This is not a Chrome problem. This is not a flash problem. This is not an ad problem. That image is being reloaded constantly by a script, showing their peer-to-peer network status on a second by second basis.

Just right-click the image, select "Inspect Element" and you will see in Developer Tools that the image querystring is constantly being changed by a script.

Solution: stop visiting that page. Or block that image.
 


That is very easy to say - in retrospect. Of course, it is obvious!

Step back and think about the situation when somebody loads that page as a background tab, among many other tabs; there is no way of knowing that network use has just skyrocketed. In fact, even a casual glance at the page wouldn't show there is a problem - the Vimeo vid isn't even buffering (as normal) and the network graphic is well below the first screen, and even looking at it closely it wouldn't be obvious it is refreshing like crazy - it is too small and is such a mess (in fact, it is pretty pointless).


Still, it's not an Orcon problem. As I said, they could come  and waive part of the bill, but that would be a good will act.

rjh:
freitasm: Continuing... That seems to be a P2P-based search engine.
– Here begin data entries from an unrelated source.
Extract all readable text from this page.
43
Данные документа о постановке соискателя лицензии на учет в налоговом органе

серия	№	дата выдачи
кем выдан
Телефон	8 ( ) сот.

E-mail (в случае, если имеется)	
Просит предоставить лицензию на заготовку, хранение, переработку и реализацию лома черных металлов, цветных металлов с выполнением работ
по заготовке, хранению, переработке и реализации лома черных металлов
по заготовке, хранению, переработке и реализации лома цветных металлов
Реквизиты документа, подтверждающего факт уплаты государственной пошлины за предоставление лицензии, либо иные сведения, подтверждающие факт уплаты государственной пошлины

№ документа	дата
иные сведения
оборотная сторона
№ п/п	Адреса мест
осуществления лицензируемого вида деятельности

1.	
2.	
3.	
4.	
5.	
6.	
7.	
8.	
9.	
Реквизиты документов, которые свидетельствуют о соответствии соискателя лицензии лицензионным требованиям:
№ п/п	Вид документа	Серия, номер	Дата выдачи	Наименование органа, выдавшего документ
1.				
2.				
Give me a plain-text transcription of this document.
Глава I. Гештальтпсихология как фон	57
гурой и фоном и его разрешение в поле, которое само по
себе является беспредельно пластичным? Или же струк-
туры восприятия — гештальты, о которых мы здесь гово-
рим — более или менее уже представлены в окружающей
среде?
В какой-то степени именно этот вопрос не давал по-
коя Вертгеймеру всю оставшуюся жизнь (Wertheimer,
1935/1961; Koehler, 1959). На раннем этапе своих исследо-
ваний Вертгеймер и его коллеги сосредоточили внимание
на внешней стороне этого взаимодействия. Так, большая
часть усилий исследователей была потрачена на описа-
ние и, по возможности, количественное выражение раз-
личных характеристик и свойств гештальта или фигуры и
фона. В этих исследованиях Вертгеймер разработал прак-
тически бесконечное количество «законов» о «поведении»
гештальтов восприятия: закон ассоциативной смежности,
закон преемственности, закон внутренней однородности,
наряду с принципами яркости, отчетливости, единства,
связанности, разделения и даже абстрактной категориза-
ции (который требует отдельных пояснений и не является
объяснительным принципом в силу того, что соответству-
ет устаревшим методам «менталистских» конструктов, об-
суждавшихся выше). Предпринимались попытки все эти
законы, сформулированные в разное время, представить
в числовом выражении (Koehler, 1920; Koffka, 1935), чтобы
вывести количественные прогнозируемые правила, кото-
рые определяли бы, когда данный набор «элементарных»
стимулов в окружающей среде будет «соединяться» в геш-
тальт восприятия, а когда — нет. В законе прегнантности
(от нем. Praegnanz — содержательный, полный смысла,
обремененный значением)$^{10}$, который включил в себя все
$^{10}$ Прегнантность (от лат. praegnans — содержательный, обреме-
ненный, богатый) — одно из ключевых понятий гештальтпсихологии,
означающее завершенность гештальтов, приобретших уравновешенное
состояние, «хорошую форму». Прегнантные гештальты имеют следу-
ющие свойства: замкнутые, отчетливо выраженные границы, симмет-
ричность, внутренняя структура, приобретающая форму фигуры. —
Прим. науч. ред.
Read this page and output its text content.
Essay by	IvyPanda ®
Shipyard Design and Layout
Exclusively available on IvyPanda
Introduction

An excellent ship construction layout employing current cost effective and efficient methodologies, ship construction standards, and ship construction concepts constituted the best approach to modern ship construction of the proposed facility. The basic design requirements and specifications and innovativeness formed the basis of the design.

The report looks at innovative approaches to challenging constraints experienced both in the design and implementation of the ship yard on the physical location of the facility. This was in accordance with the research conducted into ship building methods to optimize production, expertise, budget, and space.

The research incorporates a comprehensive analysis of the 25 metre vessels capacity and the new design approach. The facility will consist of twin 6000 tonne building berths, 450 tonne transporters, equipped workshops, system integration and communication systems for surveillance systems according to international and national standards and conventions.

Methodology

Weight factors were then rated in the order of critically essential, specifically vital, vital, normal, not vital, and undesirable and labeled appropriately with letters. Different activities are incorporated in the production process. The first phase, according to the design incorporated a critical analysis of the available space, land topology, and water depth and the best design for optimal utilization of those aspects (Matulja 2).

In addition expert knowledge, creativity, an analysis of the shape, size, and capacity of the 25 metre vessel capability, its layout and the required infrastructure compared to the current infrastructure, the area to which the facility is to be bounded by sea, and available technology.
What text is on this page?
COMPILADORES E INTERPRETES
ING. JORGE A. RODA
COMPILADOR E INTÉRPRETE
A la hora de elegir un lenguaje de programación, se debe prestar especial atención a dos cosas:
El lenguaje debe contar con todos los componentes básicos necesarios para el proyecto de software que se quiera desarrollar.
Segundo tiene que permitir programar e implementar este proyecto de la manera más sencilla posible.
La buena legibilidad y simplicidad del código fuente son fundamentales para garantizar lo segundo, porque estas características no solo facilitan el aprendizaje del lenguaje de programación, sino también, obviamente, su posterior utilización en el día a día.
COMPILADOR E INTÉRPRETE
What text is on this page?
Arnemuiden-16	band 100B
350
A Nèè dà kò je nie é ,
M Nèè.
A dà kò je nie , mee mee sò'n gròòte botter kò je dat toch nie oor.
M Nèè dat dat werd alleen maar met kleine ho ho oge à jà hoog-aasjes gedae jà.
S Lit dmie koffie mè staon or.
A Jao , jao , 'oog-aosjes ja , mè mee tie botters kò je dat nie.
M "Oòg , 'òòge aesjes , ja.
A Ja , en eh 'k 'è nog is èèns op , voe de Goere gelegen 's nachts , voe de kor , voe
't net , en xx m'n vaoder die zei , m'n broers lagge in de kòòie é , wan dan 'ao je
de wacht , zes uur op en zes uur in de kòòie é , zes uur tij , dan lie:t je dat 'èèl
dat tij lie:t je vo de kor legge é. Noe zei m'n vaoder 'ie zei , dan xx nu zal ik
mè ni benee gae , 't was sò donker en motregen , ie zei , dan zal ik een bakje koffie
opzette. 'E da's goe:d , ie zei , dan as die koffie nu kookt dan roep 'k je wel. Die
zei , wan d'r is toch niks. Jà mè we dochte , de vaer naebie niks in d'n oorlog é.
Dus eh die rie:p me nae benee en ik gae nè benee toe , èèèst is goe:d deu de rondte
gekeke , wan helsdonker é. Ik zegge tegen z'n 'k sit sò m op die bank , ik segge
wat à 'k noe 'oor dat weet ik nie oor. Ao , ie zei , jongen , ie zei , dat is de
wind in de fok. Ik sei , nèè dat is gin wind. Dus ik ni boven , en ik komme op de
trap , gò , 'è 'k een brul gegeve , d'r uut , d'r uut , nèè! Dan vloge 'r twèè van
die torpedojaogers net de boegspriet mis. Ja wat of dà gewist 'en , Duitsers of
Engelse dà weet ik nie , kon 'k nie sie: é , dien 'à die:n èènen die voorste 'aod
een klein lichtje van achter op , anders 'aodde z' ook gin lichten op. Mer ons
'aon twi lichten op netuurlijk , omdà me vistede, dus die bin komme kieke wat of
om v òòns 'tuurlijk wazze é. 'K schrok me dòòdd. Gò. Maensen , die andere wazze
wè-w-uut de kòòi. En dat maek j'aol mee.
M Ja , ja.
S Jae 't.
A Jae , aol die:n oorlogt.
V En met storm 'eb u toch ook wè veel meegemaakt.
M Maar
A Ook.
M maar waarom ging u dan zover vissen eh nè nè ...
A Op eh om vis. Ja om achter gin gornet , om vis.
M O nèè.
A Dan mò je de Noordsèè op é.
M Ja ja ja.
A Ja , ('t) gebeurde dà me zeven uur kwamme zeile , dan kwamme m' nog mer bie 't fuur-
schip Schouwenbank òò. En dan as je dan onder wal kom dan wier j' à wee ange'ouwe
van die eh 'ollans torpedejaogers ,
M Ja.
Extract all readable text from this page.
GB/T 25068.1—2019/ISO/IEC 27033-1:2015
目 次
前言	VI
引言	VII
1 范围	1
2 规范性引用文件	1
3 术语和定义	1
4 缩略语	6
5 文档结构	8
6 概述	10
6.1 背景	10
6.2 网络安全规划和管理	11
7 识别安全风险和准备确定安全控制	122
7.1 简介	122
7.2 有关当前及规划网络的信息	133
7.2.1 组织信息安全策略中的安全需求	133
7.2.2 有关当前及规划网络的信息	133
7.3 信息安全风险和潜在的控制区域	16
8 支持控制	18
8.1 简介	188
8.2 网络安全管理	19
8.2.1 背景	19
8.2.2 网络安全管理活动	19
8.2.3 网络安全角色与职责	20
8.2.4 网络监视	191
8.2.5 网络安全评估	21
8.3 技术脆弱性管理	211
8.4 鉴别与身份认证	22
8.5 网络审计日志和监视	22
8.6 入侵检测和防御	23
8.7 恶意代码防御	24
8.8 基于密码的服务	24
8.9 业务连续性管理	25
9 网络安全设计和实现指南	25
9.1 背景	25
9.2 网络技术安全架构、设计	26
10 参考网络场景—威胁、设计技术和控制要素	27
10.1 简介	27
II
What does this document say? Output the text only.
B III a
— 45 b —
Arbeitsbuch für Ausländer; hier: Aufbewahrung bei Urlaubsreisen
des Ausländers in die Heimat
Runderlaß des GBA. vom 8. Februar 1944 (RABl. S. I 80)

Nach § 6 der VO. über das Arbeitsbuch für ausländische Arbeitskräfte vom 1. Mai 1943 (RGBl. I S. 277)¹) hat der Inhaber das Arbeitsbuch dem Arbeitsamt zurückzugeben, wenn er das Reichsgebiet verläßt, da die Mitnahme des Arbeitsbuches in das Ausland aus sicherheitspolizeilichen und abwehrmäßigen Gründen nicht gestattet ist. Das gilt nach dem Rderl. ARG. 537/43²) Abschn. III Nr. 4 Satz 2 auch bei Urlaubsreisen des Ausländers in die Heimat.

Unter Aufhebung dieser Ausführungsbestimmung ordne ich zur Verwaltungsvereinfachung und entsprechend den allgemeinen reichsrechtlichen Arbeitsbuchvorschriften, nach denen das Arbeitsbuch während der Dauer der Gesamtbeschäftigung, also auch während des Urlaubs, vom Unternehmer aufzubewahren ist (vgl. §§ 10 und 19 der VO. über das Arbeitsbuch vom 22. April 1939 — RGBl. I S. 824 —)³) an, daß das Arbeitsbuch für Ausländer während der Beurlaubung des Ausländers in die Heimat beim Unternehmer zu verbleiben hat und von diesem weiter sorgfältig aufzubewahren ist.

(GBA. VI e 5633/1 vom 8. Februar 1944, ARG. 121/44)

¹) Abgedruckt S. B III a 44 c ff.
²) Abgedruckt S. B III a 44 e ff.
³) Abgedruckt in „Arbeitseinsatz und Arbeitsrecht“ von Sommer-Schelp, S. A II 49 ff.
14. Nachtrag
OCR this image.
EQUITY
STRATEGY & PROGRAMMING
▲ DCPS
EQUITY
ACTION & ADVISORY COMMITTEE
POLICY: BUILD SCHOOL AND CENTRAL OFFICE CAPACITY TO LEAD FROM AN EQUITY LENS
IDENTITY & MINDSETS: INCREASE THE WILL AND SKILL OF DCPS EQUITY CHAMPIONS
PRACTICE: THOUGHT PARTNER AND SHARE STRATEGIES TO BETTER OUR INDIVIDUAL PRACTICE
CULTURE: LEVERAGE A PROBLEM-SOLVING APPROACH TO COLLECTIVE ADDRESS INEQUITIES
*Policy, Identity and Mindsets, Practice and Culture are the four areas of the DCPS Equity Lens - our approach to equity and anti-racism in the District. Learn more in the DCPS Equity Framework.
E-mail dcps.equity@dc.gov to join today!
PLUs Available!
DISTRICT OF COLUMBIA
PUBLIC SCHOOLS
Basically if you install the software your PC will be part of their search engine, indexing, etc. It will use YOUR bandwidth. 

This is the same as someone who a couple of years ago complained about his braodband using gigabytes, when "nothing has changed". When pressed, yes, something was installed... He was running a TOR exit point, in his "effort to help the free speech". 

There you go. 
 

I don't think that it is helpful to confuse the matter by raising the P2P issue - apart from being the subject of the web page causing the problem, it isn't relevant. I haven't installed the software and don't intend to.  

The situation here is solely loading a web page in a background tab, not running P2P software or TOR. 


My point was that many times I've seen people complaining about usage when they didn't know what was happening on their computer.